Not every encounter was straightforward, however — and some of the most valuable conversations at the booth were also the most revealing. A striking number of psychiatrists stopped by with little or no prior awareness of the European Brain Council: who we are, what we do, and crucially, why an organisation working at the policy level should matter to them in their day-to-day clinical practice. The question came up repeatedly, in different forms: “But how does any of this affect what happens in my clinic?” It was a candid reminder that the connection between European policy advocacy and healthcare delivery is far from self-evident to those working directly with patients.
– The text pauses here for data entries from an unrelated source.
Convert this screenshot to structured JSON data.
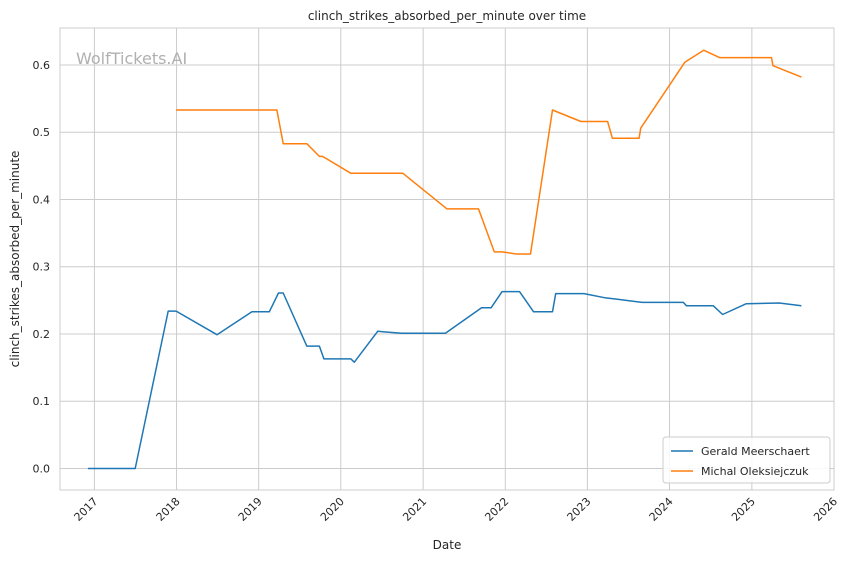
{
  "chart_data": {
    "type": "line",
    "title": "clinch_strikes_absorbed_per_minute over time",
    "xlabel": "Date",
    "ylabel": "clinch_strikes_absorbed_per_minute",
    "watermark": "WolfTickets.AI",
    "xlim": [
      "2016-08-01",
      "2026-01-01"
    ],
    "ylim": [
      -0.032,
      0.655
    ],
    "x_ticks": [
      "2017",
      "2018",
      "2019",
      "2020",
      "2021",
      "2022",
      "2023",
      "2024",
      "2025",
      "2026"
    ],
    "y_ticks": [
      "0.0",
      "0.1",
      "0.2",
      "0.3",
      "0.4",
      "0.5",
      "0.6"
    ],
    "grid": true,
    "legend_position": "lower-right",
    "series": [
      {
        "name": "Gerald Meerschaert",
        "color": "#1f77b4",
        "points": [
          [
            "2016-12-03",
            0.0
          ],
          [
            "2017-07-01",
            0.0
          ],
          [
            "2017-11-25",
            0.234
          ],
          [
            "2017-12-30",
            0.234
          ],
          [
            "2018-06-30",
            0.199
          ],
          [
            "2018-12-02",
            0.233
          ],
          [
            "2019-02-17",
            0.233
          ],
          [
            "2019-03-30",
            0.261
          ],
          [
            "2019-04-20",
            0.261
          ],
          [
            "2019-08-03",
            0.182
          ],
          [
            "2019-09-28",
            0.182
          ],
          [
            "2019-10-18",
            0.163
          ],
          [
            "2020-02-15",
            0.163
          ],
          [
            "2020-03-01",
            0.158
          ],
          [
            "2020-06-13",
            0.204
          ],
          [
            "2020-09-27",
            0.201
          ],
          [
            "2021-02-06",
            0.201
          ],
          [
            "2021-04-10",
            0.201
          ],
          [
            "2021-09-18",
            0.239
          ],
          [
            "2021-10-30",
            0.239
          ],
          [
            "2021-12-18",
            0.263
          ],
          [
            "2022-03-05",
            0.263
          ],
          [
            "2022-05-07",
            0.233
          ],
          [
            "2022-07-30",
            0.233
          ],
          [
            "2022-08-13",
            0.26
          ],
          [
            "2022-12-17",
            0.26
          ],
          [
            "2023-03-18",
            0.254
          ],
          [
            "2023-05-06",
            0.252
          ],
          [
            "2023-09-02",
            0.247
          ],
          [
            "2024-03-02",
            0.247
          ],
          [
            "2024-03-16",
            0.242
          ],
          [
            "2024-07-13",
            0.242
          ],
          [
            "2024-08-24",
            0.229
          ],
          [
            "2024-12-07",
            0.245
          ],
          [
            "2025-05-03",
            0.246
          ],
          [
            "2025-08-09",
            0.242
          ]
        ]
      },
      {
        "name": "Michal Oleksiejczuk",
        "color": "#ff7f0e",
        "points": [
          [
            "2017-12-30",
            0.533
          ],
          [
            "2019-03-23",
            0.533
          ],
          [
            "2019-04-20",
            0.483
          ],
          [
            "2019-08-03",
            0.483
          ],
          [
            "2019-09-28",
            0.464
          ],
          [
            "2019-10-12",
            0.464
          ],
          [
            "2020-02-15",
            0.439
          ],
          [
            "2020-10-03",
            0.439
          ],
          [
            "2021-04-17",
            0.386
          ],
          [
            "2021-09-04",
            0.386
          ],
          [
            "2021-11-13",
            0.322
          ],
          [
            "2021-12-18",
            0.322
          ],
          [
            "2022-02-19",
            0.319
          ],
          [
            "2022-04-23",
            0.319
          ],
          [
            "2022-07-30",
            0.533
          ],
          [
            "2022-12-03",
            0.516
          ],
          [
            "2023-04-01",
            0.516
          ],
          [
            "2023-04-22",
            0.491
          ],
          [
            "2023-08-19",
            0.491
          ],
          [
            "2023-08-26",
            0.506
          ],
          [
            "2024-03-09",
            0.604
          ],
          [
            "2024-06-01",
            0.622
          ],
          [
            "2024-08-10",
            0.611
          ],
          [
            "2025-03-29",
            0.611
          ],
          [
            "2025-04-05",
            0.599
          ],
          [
            "2025-08-09",
            0.582
          ]
        ]
      }
    ]
  }
}
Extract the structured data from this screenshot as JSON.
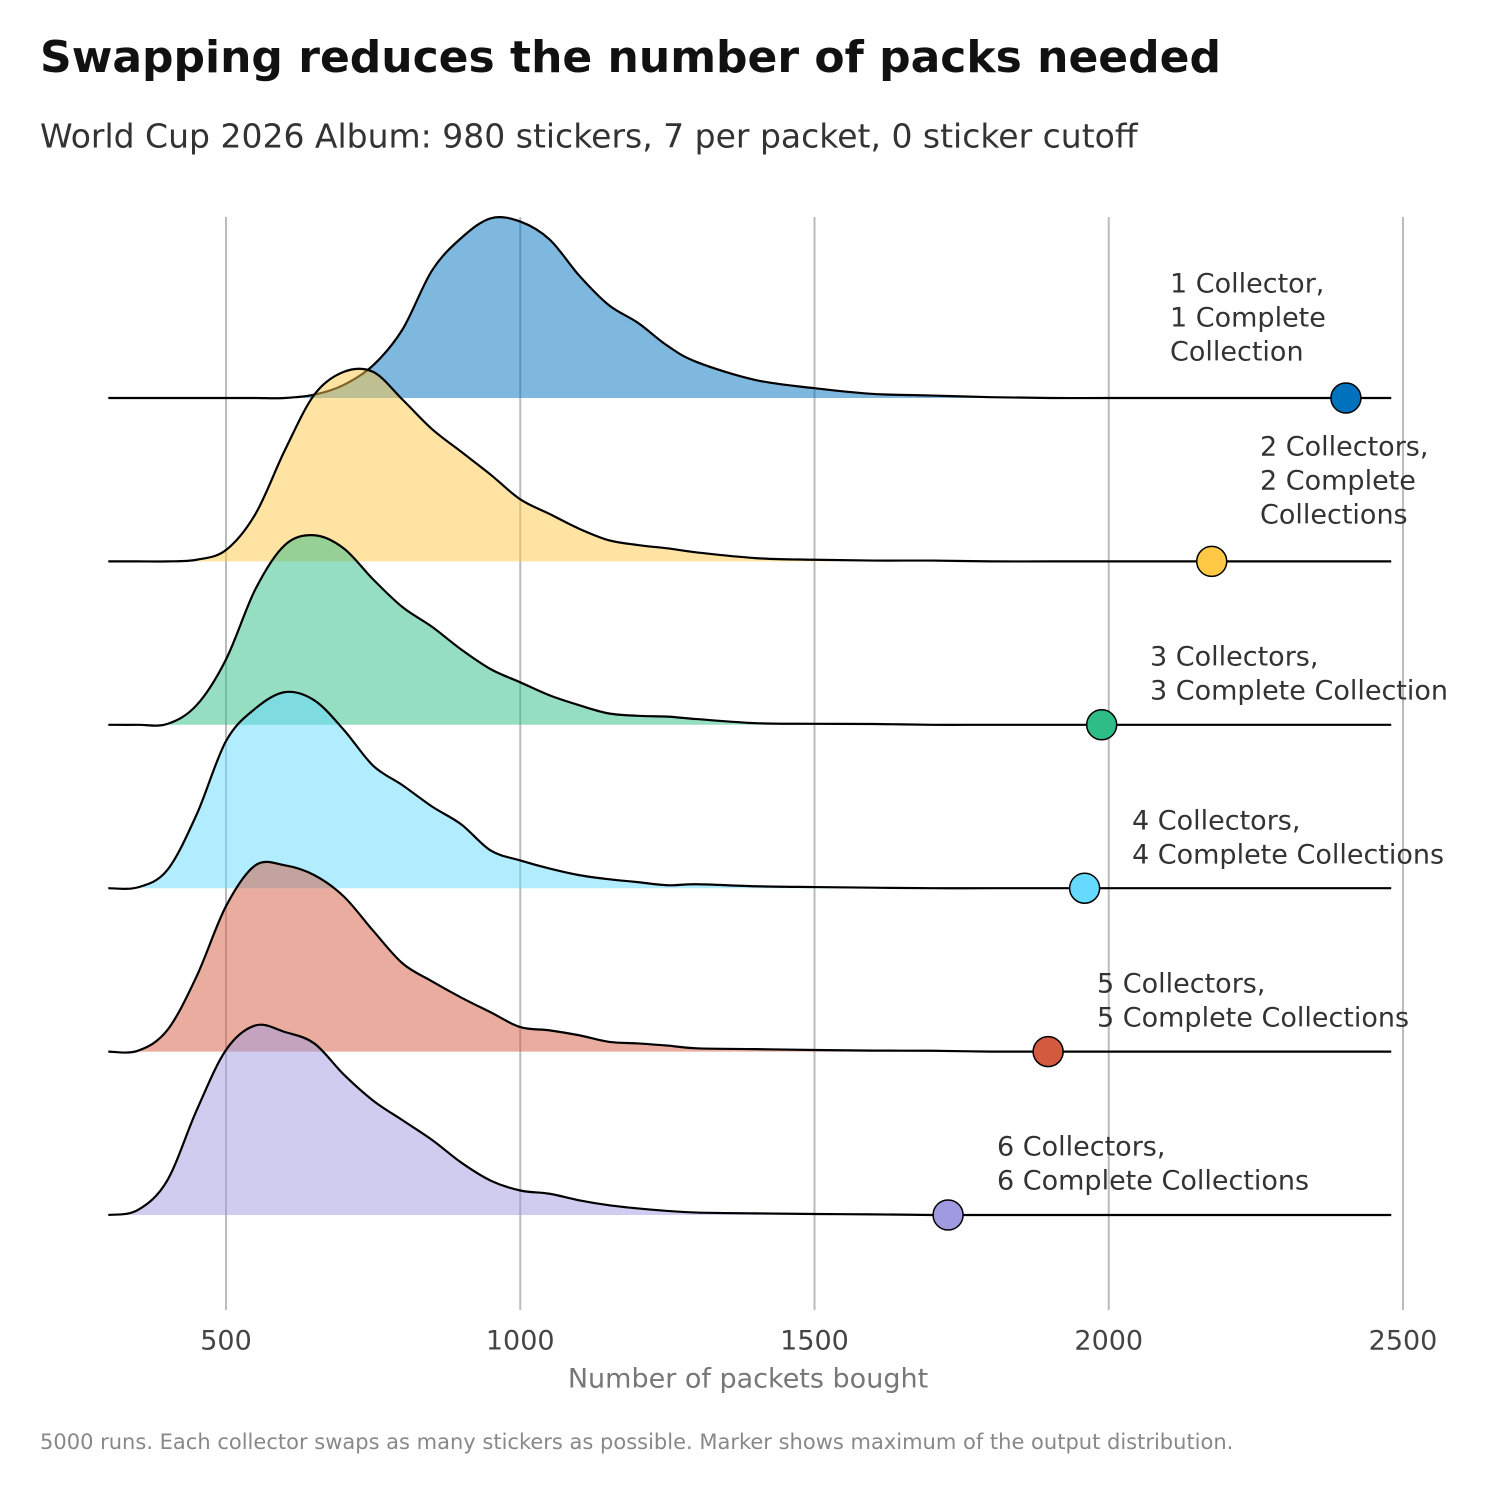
{
  "chart_data": {
    "type": "ridgeline",
    "title": "Swapping reduces the number of packs needed",
    "subtitle": "World Cup 2026 Album: 980 stickers, 7 per packet, 0 sticker cutoff",
    "x_label": "Number of packets bought",
    "footnote": "5000 runs. Each collector swaps as many stickers as possible. Marker shows maximum of the output distribution.",
    "xlim": [
      291,
      2483
    ],
    "xticks": [
      500,
      1000,
      1500,
      2000,
      2500
    ],
    "grid": true,
    "x": [
      300,
      350,
      400,
      450,
      500,
      550,
      600,
      650,
      700,
      750,
      800,
      850,
      900,
      950,
      1000,
      1050,
      1100,
      1150,
      1200,
      1250,
      1300,
      1400,
      1500,
      1600,
      1700,
      1800,
      1900,
      2000,
      2100,
      2200,
      2300,
      2400,
      2480
    ],
    "series": [
      {
        "name": [
          "1 Collector,",
          "1 Complete",
          "Collection"
        ],
        "color": "#0072bd",
        "max": 2403,
        "values": [
          0,
          0,
          0,
          0,
          0,
          0,
          0,
          0.02,
          0.08,
          0.2,
          0.42,
          0.78,
          0.98,
          1.1,
          1.08,
          0.97,
          0.75,
          0.57,
          0.46,
          0.32,
          0.22,
          0.11,
          0.06,
          0.025,
          0.015,
          0.005,
          0,
          0,
          0,
          0,
          0,
          0,
          0
        ]
      },
      {
        "name": [
          "2 Collectors,",
          "2 Complete",
          "Collections"
        ],
        "color": "#ffc845",
        "max": 2175,
        "values": [
          0,
          0,
          0,
          0.01,
          0.07,
          0.29,
          0.68,
          1.02,
          1.16,
          1.16,
          0.99,
          0.81,
          0.67,
          0.53,
          0.38,
          0.29,
          0.2,
          0.13,
          0.1,
          0.08,
          0.055,
          0.02,
          0.01,
          0.005,
          0.005,
          0,
          0,
          0,
          0,
          0,
          0,
          0,
          0
        ]
      },
      {
        "name": [
          "3 Collectors,",
          "3 Complete Collection"
        ],
        "color": "#2ebd86",
        "max": 1988,
        "values": [
          0,
          0,
          0.005,
          0.12,
          0.4,
          0.83,
          1.1,
          1.16,
          1.08,
          0.89,
          0.72,
          0.6,
          0.46,
          0.34,
          0.26,
          0.18,
          0.12,
          0.07,
          0.055,
          0.05,
          0.035,
          0.01,
          0.006,
          0.005,
          0,
          0,
          0,
          0,
          0,
          0,
          0,
          0,
          0
        ]
      },
      {
        "name": [
          "4 Collectors,",
          "4 Complete Collections"
        ],
        "color": "#66d9ff",
        "max": 1959,
        "values": [
          0,
          0.005,
          0.11,
          0.45,
          0.9,
          1.1,
          1.2,
          1.15,
          0.97,
          0.75,
          0.63,
          0.5,
          0.39,
          0.23,
          0.17,
          0.12,
          0.08,
          0.055,
          0.037,
          0.018,
          0.024,
          0.012,
          0.007,
          0.003,
          0,
          0,
          0,
          0,
          0,
          0,
          0,
          0,
          0
        ]
      },
      {
        "name": [
          "5 Collectors,",
          "5 Complete Collections"
        ],
        "color": "#d35a3e",
        "max": 1897,
        "values": [
          0,
          0.005,
          0.13,
          0.46,
          0.89,
          1.14,
          1.14,
          1.08,
          0.95,
          0.74,
          0.54,
          0.43,
          0.33,
          0.24,
          0.15,
          0.13,
          0.1,
          0.06,
          0.05,
          0.037,
          0.02,
          0.015,
          0.01,
          0.006,
          0.005,
          0,
          0,
          0,
          0,
          0,
          0,
          0,
          0
        ]
      },
      {
        "name": [
          "6 Collectors,",
          "6 Complete Collections"
        ],
        "color": "#a09ae0",
        "max": 1727,
        "values": [
          0,
          0.03,
          0.21,
          0.64,
          1.01,
          1.16,
          1.12,
          1.05,
          0.86,
          0.7,
          0.58,
          0.46,
          0.32,
          0.21,
          0.15,
          0.13,
          0.09,
          0.06,
          0.04,
          0.025,
          0.015,
          0.01,
          0.006,
          0.004,
          0,
          0,
          0,
          0,
          0,
          0,
          0,
          0,
          0
        ]
      }
    ]
  }
}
These exchanges reminded us precisely why multistakeholder dialogue is not a nice-to-have but a strategic necessity. Policy does not exist in a vacuum: the decisions made at European and national level about funding, care standards, workforce, and system design translate — directly and often rapidly — into the structures that clinicians work within and the options available to their patients. When a European directive shapes a national mental health strategy, when a reimbursement decision determines which treatments are accessible, when a policy recommendation pushes for integrated care pathways, the effects trickle down to every consultation room and every patient interaction. These conversations reinforced EBC’s conviction that one of its most important roles is to be that bridge: making the policy-to-practice chain visible and legible to clinicians, and in turn ensuring that clinical realities and patient needs remain audible at the policy level.
Beyond the formal programme, the congress offered countless informal opportunities for exchange — over coffee, in the corridors, at side meetings — and EBC’s team made the most of every one.

Looking Ahead
The 34th European Congress of Psychiatry reaffirmed what EBC has always believed: that meaningful progress on mental health in Europe requires more than scientific excellence — it requires connection, collaboration and a willingness to think across boundaries. The congress theme, “Mental Health: Improving Care and Expanding Horizons”, was not merely a slogan but a lived reality across four days of engagement, debate and shared purpose.
We look forward to continuing these conversations, and to welcoming colleagues at future EBC events and initiatives. Thank you to the European Psychiatric Association, the session organisers, and all the delegates and visitors who made EPA 2026 such a memorable and productive congress.